Today's weight: 163.6
This weeks +/-: -2.0
Total weight +/-: -3.2
I've been told that bride's to be lose weight before their wedding without even trying. It has something to do with the stress of everything. Well, to be honest I haven't felt very stressed about the wedding. The planning is done, the support has been amazing, there are only a few small tasks that need to get done. I had a minor stressed moment when I started over thinking everyone looking at me, but I'm not worried about that anymore.
I haven't really been tracking this week either. I know I've been eating well and I think there have been a few days I haven't had enough calories. I haven't been exercising either, so maybe that's it. I'm probably losing muscle.

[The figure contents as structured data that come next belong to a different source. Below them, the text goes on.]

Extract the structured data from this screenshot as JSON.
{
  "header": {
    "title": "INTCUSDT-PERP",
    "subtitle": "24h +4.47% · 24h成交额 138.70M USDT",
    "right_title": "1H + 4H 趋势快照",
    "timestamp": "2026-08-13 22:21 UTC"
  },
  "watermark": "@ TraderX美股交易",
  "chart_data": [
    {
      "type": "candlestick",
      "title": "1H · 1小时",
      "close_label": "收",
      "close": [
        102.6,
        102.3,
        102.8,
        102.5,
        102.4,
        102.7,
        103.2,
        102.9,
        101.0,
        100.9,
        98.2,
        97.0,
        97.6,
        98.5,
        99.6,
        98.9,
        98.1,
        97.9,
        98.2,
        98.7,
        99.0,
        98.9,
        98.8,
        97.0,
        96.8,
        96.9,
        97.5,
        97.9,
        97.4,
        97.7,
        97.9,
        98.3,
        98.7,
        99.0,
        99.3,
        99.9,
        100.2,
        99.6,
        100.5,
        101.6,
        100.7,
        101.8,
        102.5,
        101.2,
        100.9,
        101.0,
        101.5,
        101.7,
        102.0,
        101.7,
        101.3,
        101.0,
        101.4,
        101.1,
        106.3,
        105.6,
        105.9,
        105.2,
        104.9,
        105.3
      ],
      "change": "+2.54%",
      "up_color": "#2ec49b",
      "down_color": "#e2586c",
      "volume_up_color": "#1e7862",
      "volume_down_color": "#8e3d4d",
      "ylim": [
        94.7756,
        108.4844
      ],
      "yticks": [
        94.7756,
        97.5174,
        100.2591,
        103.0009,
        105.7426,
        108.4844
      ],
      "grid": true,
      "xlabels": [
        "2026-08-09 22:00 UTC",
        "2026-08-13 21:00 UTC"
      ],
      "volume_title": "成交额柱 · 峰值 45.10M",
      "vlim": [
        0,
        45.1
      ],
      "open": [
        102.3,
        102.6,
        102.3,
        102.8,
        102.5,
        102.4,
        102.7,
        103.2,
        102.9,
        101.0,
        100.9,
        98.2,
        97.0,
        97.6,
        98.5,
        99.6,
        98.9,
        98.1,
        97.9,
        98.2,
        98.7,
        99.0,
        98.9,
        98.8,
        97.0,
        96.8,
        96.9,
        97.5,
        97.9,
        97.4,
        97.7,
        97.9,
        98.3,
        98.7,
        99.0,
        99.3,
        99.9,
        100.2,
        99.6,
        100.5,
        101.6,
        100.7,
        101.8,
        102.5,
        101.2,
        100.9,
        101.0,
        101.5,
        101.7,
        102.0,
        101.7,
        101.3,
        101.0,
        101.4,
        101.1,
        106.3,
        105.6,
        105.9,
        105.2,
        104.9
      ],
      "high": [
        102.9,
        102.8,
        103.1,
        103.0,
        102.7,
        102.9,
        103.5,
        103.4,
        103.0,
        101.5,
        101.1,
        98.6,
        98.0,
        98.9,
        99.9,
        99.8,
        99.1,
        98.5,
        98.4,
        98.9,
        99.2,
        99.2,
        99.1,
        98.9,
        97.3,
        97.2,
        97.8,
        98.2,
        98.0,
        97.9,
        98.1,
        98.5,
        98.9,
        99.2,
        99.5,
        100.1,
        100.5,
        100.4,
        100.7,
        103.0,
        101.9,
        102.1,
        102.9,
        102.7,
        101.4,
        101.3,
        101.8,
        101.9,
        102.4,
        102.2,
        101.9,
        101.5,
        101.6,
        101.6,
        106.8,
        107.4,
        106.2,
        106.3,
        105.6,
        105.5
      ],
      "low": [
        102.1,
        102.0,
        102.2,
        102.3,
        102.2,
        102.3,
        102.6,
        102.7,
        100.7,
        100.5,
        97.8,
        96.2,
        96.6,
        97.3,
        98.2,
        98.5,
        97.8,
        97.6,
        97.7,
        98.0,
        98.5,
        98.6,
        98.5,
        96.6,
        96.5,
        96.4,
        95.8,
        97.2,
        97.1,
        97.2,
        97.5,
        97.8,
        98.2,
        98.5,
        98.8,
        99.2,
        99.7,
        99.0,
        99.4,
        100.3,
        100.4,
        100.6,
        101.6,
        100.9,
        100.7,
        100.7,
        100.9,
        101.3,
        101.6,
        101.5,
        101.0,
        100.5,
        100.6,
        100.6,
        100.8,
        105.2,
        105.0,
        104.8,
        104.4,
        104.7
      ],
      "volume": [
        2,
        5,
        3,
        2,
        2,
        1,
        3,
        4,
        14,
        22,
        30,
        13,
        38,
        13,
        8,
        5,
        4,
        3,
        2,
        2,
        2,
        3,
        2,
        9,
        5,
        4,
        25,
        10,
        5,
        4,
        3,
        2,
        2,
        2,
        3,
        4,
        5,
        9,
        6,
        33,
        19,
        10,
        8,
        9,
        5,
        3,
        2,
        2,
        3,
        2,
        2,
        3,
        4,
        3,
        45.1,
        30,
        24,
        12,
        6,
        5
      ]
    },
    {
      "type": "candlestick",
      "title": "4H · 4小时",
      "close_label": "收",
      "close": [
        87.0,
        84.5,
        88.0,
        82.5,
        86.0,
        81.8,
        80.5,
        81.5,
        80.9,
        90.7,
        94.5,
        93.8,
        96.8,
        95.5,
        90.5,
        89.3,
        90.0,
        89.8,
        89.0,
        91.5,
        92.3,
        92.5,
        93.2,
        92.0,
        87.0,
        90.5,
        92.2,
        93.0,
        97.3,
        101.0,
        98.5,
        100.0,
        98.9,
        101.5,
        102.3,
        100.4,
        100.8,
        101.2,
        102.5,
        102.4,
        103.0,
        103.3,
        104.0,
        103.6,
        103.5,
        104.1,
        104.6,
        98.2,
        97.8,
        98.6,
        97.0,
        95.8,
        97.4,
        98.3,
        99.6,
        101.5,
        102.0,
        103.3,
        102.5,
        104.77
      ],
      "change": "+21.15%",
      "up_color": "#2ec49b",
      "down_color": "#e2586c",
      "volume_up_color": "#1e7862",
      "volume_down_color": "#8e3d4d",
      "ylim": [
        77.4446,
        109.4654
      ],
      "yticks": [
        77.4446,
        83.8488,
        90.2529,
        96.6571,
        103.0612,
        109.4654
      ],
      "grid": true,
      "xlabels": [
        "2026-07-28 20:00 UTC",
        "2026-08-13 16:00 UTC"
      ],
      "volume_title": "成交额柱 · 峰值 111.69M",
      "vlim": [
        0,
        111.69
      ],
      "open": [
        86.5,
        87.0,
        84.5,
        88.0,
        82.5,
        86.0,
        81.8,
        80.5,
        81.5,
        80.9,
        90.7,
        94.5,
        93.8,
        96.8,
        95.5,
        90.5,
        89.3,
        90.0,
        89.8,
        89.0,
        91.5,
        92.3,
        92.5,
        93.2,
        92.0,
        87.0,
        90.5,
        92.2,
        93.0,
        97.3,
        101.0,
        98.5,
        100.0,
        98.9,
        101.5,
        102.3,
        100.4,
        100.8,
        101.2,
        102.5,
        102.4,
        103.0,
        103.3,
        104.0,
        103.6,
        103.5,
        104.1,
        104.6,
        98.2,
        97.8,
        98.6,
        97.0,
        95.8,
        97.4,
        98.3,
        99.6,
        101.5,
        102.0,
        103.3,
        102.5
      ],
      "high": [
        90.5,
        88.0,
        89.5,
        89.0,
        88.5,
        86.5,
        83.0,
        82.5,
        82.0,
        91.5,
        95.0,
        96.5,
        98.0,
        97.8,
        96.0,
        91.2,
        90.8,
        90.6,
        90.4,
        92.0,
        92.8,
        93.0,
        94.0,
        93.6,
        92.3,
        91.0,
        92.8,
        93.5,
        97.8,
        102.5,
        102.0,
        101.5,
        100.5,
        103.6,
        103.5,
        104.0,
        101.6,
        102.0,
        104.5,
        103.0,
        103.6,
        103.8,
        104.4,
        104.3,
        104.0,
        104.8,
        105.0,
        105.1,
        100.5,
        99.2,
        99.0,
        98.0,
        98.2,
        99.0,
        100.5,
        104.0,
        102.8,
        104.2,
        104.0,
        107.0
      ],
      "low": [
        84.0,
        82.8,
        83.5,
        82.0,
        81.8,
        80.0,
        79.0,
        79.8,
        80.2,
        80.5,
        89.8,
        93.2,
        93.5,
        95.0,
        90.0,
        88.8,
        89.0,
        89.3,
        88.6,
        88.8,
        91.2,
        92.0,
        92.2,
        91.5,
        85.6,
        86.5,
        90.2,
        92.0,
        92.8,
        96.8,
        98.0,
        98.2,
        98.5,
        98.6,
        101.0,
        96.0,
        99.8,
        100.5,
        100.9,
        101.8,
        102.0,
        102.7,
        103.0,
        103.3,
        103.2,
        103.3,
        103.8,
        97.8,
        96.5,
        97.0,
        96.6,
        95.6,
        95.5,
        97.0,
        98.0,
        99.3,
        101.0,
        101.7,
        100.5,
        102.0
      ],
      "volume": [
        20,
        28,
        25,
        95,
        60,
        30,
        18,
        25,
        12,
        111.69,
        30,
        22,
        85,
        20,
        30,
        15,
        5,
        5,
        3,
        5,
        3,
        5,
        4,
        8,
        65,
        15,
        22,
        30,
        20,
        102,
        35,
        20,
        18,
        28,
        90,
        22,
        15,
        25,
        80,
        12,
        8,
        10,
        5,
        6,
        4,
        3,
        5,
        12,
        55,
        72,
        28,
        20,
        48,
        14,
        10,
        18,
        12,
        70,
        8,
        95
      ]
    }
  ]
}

Patrick and I also lost a close friend of ours this week unexpectedly. I'm not really ready to talk about it, but I'm taking his death really hard. I go through phases of not wanting to eat and then wanting to eat everything is sight.. Maybe that's why I haven't been stressed about the wedding. It really puts more perspective on the things that matter.
I'll take the loss though. Gladly. It's nice to see the number going down. I'm going to try my best to eat low carb and low sodium this week. I know the dress is going to fit, but in my head there's always that small voice that says what if it doesn't. It's going to be nice to not have to worry as much after the wedding. Although I still want to continue to lose weight, I know there's not going to be as much stress on myself to do it in a certain amount of time.